Lightweight roofscape high above the ground
The seven towers of the King Abdul Aziz Endowment Project in the immediate vicinity of the Great Mosque of Mecca are one of the most spectacular construction projects in the Arab world. While six of the towers reach a height of up to 250 metres, the central structure – topped with a huge tower clock implemented by SL Rasch – is 601 metres high. It is the world’s second-tallest building after the Burj Khalifa in Dubai (818 metres). The complex contains luxury hotels, apartments, offices, a shopping mall, restaurants and private suites for the royal family.

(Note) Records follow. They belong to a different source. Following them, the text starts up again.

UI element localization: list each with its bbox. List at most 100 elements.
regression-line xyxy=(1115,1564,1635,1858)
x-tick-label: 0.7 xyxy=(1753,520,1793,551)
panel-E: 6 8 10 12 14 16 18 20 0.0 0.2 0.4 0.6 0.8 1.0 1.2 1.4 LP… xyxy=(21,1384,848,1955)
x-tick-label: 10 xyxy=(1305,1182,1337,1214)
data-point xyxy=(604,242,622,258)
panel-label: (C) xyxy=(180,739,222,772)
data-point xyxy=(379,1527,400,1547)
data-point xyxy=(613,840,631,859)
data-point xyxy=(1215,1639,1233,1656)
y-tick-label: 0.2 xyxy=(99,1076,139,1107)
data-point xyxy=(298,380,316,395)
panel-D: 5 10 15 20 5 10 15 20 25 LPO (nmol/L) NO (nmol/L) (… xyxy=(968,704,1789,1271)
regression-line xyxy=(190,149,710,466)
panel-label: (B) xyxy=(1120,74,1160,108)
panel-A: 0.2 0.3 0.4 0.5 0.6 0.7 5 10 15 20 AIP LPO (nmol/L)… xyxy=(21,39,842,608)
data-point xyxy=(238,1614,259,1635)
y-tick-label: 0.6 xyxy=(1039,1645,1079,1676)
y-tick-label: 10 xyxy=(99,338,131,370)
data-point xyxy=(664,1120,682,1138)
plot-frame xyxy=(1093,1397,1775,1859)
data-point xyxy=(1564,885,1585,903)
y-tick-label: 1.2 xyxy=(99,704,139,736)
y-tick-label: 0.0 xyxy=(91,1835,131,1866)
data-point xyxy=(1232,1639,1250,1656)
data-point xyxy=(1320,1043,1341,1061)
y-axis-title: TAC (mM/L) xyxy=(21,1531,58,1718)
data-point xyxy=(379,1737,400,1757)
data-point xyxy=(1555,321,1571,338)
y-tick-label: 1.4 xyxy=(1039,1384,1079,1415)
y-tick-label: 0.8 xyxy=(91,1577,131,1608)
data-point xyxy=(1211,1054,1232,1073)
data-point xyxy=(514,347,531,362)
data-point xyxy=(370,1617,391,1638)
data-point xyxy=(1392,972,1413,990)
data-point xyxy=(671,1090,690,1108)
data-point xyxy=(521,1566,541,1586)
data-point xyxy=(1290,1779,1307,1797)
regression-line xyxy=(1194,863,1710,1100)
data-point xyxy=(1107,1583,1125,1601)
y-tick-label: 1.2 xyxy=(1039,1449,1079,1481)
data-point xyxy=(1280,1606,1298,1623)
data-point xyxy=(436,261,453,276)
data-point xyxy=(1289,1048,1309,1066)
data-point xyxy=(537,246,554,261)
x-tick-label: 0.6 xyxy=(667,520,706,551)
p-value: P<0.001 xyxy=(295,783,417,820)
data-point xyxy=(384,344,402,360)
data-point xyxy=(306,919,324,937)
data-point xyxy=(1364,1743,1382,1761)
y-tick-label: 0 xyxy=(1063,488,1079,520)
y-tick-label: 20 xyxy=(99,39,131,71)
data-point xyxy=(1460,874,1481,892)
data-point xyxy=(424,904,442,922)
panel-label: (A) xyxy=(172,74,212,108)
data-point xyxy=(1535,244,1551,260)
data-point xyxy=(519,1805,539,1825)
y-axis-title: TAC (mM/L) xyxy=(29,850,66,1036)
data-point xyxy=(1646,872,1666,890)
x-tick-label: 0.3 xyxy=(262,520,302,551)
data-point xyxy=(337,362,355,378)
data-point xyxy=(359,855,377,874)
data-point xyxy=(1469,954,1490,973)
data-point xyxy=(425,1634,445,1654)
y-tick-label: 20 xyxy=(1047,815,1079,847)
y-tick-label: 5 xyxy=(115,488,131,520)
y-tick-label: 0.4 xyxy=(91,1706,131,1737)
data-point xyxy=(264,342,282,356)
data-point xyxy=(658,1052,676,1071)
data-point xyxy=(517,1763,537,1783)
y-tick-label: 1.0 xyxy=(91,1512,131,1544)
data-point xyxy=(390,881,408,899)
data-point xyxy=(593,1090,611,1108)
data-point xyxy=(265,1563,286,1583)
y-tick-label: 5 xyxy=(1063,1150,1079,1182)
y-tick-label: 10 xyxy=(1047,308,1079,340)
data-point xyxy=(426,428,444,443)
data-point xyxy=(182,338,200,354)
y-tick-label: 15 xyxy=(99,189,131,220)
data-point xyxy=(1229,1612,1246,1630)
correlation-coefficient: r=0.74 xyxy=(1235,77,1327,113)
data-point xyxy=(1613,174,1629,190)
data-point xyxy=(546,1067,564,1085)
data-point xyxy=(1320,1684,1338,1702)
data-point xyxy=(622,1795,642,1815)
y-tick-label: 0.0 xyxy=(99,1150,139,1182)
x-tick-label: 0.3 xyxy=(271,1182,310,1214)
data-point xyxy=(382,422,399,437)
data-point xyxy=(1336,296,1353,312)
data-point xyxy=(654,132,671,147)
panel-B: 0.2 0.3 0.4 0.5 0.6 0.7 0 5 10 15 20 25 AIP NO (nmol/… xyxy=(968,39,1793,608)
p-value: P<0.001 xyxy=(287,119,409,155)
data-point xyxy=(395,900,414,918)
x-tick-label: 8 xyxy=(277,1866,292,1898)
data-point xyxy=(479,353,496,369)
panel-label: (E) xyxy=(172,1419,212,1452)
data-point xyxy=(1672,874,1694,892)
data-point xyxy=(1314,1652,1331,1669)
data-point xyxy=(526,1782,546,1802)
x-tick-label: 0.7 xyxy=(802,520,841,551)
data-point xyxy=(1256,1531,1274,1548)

So as not to spoil the view of the mosque complex as seen from the clock tower, an aesthetic design was needed for the rooftops of the lower towers as well. Because this decision was made relatively late, the foundations could not support any additional loads. As a result, SL Rasch was commissioned to develop a lightweight roofscape. Its basic form is inspired by traditional Bedouin tents. Building these groups of tents at such a great height and on the limited surface area of the roofs was highly challenging. Besides covering the asymmetric polygonal rooftops, the system would also need to integrate the elevator machinery. The enormous wind loads at this height were also a highly important factor.
Because the interiors of the tents for the two smaller towers were not to be interrupted by masts, they had to be supported by structures with a very complex geometry. Every detail of every supporting element and its joints had to be designed and produced with the greatest care. Steel cables tension the membranes in such a way that the tents can withstand the enormous wind loads at these heights. The walls are fully glazed and shaded by the membrane. The skylights in the peaks of the tents are crowned by prismatic lanterns made of decorated glass. Because the newly created spaces are reserved for the royal family, a great deal of care and attention went into the interior design. SL Rasch was able to transfer the ornamentation chosen for the inner membrane to the complex, computer-generated 3D geometry of the textile pattern and print it straight onto the PTFE fabric in advance.
Both the higher towers have large restaurants in their upper storeys. Each of the three-peaked tents developed for them forms a single structural unit. The three central steel masts branch out to support large glass lanterns with ornamental shading screens that supply the interior with dimmed light. Thanks to the insulating multilayered membranes and solar control glass used for all four roof tent structures, air conditioning does not present a problem. The sensitive lighting design ensures that the skyscrapers’ extraordinary textile roofscape is just as aesthetic in the evening or at night-time as it is during the day.